Best-selling books such as Freakonomics and The Undercover Economist have paved the way to a flourishing economics-made-fun genre. The economics-made-fun genre first and foremost wants to enlighten the general public about the breadth and power of economic analysis in an accessible and entertaining way. It aims at boosting the public image of economics. Economics-made-fun books mostly focus on “outlandish” or “freakish” subjects, rather than the traditional subjects of economics. Given their popularity and success, these books not only reflect but also influence how young economists approach economics. The economics-made-fun genre has no monopoly on shaping the public image of economics, however. While the economics-made-fun books present economics as a strong and explanatory science, the latest economic crisis exposed the shortcomings of economics to the general public. In the face of the crisis, many people, including well-known economists such as Paul Krugman, started expressing their doubts concerning the success of economics as a science. Newspaper columns as well as academic papers discussed the predictive and explanatory failures of economics. The emerging picture is somewhat confusing: Economics is presented as a way of thinking that is successful in explaining everyday and “freaky” phenomena, but on the other hand it seems to fail in addressing and explaining the most pressing economic matters. Could a science that cannot answer its core questions explain the logic of life?

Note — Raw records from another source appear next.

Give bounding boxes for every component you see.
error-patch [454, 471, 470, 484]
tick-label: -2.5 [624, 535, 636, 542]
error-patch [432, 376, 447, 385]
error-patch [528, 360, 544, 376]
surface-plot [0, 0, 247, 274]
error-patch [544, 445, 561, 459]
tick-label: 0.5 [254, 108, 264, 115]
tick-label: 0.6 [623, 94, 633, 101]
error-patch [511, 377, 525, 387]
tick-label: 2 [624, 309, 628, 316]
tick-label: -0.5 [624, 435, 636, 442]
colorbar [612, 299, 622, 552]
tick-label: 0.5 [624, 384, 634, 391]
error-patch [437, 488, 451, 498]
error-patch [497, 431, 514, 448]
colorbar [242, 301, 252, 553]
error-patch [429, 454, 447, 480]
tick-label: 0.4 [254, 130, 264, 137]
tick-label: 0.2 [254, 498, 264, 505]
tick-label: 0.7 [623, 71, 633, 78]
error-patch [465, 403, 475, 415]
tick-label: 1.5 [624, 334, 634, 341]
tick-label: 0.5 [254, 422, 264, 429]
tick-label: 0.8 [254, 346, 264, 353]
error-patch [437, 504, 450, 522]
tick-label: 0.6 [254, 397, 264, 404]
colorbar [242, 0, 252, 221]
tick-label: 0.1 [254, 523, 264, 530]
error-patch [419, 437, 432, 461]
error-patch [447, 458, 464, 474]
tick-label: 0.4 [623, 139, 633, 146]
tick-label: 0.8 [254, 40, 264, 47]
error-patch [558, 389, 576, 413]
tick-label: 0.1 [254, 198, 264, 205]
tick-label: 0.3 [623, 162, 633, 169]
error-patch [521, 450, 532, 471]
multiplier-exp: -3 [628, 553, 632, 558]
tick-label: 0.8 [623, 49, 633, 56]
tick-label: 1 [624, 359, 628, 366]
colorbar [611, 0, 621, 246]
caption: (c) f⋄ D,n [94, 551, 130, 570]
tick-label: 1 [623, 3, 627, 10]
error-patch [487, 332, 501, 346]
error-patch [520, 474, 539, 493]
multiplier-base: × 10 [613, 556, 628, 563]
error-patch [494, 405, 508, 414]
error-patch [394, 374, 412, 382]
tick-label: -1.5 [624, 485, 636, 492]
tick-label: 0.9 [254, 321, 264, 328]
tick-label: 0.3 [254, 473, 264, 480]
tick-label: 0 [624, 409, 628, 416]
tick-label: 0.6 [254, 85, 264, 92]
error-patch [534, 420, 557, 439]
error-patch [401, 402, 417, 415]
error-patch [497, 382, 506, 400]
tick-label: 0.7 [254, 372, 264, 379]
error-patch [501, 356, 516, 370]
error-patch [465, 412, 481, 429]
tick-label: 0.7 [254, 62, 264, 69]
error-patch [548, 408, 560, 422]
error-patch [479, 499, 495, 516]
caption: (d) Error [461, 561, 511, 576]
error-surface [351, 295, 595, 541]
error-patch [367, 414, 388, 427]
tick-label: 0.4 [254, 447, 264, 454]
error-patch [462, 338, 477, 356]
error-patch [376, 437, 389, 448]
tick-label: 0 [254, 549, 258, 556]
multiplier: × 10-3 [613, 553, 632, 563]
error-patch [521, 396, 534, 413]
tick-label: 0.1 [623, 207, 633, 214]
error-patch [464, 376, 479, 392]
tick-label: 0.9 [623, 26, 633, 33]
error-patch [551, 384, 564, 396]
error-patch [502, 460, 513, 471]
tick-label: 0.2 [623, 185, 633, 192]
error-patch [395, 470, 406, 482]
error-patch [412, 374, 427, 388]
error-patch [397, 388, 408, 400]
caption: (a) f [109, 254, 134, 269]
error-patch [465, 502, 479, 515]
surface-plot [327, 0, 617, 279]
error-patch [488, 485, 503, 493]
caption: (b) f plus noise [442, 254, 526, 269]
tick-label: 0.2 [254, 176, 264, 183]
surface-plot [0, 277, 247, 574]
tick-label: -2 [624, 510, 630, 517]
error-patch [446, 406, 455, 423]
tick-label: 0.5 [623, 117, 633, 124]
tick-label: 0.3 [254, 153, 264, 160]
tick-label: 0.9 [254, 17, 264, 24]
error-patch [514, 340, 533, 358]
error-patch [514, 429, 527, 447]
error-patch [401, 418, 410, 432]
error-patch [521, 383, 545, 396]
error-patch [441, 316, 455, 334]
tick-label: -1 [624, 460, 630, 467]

The aim of the present symposium is to get a handle on this confusing picture of economics.

Keynote speakers

•    Coyle, Diane (Enlightenment Economics)
•    Frank, Robert H. (Cornell University)
•    Rubinstein, Ariel (University of Tel Aviv)

Other speakers

•    Aydinonat, N. Emrah (Ankara University and Bogazici University)
•    Backhouse, Roger (University of Birmingham)
•    Fleury, Jean Baptiste (Economix Research Center)
•    Frank, Björn (University of Kassel)
•    Mäki, Uskali (TINT, Academy of Finland)
•    Nik-Khah, Edward (Roanoke College) and Rob Van Horn (University of Rhode Island)
•    Spiegler, Peter M. (University of Massachusetts Boston)
•    Teule, Paul & Erwin Dekker (Erasmus University Rotterdam)
•    Vromen, Jack (Erasmus University Rotterdam)

Program

Click here in order to see the symposium program.

Additional information

Some of the books that belong to the economics-made-fun genre may be listed as follows:

Freakonomics & Superfreakeconomics by Levitt  & Dubner (2005, 2009)
The Undercover Economist & The Logic of Life by Harford (2005, 2008)
More sex is safer sex by Landsburg (2007)
Discover Your Inner Economist by Cowen (2007)
The  Economic Naturalist by Frank (2007)
The Soulful Science: What Economists Really Do and Why It Matters by Coyle (2007/2010)

Background paper
Vromen, J. J. (2009) “The booming economics-made-fun genre: more than having fun, but less than economics imperialism”, Erasmus Journal for Philosophy and Economics, 2 (1): 70-99.